When writer/composer Jeremy Cone first got in touch with me about his show, The Field, which will have a performance at Dixon Place on November 6th at 7:30 pm, I imagined a piece with honey-tongued twangs and a folksy flair as gentle as a Southern breeze through sun-warmed crops. For an urbanite, this didn't exactly sound like my cup of (sweet) tea at first. But while cadences of The Field echo hands working the land, there is also a very modern beat to the show, taking a rustic set piece and infiltrating it with universal themes of ambition, progress, and hope for fruit to come of hard labor.

To learn more about what exactly The Field was about, I talked to Jeremy about what influenced The Field, what the road has been like to Dixon Place, and how further developing The Field brought him to New York.


Me: Tell us a little bit about your background with music, writing and performance. What did you study in school? How did you realize that you wanted to be a part of all three?

Jeremy Cone: I grew up with a piano I was always playing around on. I was a hummer, and I made up a lot of songs. My parents played a lot of musicals on casette tapes in the car, or on road trips, and I liked the songs, but I also liked the stories they were a part of. I was in various plays and musicals at school and Temple growing up. At my high school, every year there was a cast-written play that gave students a chance to write our own lines and storylines. I really enjoyed creating and playing a part, and helping shape the plot of the show. I realized that was what I wanted to do, and what I could do. In college, I wrote and directed a few musicals. This was the first time combining music with the writing, and a bit of performing. I combined all three because there’s more than one way to tell a story. I could do more with multiple methods of storytelling. It was also fun writing stuff for other people, and I enjoyed working with friends and new people to create something. It was really special. I studied theatre and writing, but by doing these musicals, I learned how to execute my ideas, and that gave me the confidence to try it with The Field.
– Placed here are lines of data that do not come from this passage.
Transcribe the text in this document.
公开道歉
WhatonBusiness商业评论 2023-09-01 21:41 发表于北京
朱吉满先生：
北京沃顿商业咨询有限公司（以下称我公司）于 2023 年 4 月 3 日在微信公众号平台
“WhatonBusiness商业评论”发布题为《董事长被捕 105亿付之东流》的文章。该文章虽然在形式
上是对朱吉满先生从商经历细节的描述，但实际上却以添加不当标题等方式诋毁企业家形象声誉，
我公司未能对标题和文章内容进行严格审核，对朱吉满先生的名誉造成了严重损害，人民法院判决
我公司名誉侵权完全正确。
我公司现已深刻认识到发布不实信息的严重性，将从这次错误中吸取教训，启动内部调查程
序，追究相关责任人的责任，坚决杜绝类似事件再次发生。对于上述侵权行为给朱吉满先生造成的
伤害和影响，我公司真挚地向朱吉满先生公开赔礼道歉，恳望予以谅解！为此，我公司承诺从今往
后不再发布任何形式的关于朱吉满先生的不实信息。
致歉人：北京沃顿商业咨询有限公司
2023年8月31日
Me: What other artists inspire you?

Jeremy: Stephen Sondheim is one of the greatest lyricists.

I saw Roger Waters perform The Wall Live and it was amazing. It was a concert but also very theatrical. A new kind of musical theatre. I wanted to try something like that.

Dr. Seuss wrote some very wise, but simple words.

Sam Spence wrote glorious epic music for NFL films.

They've all been influential and inspirational.


Me: What is The Field? What is it about, and how would you describe it as a piece?

Jeremy: The Field is a modern musical myth about going out into “The Field,” working some land and growing life. It’s a story told through poetry, music, singing, folk tales, and projected pictures. The story follows someone trying to grow something where there is nothing. He sees a vision of Harvest Woman who says she’ll be real only when The Field is grown. So he works for her to someday appear, but there’s a Thief in The Field who steals his crops and prevents that reality from happening. He must fight the Thief, and keep growing.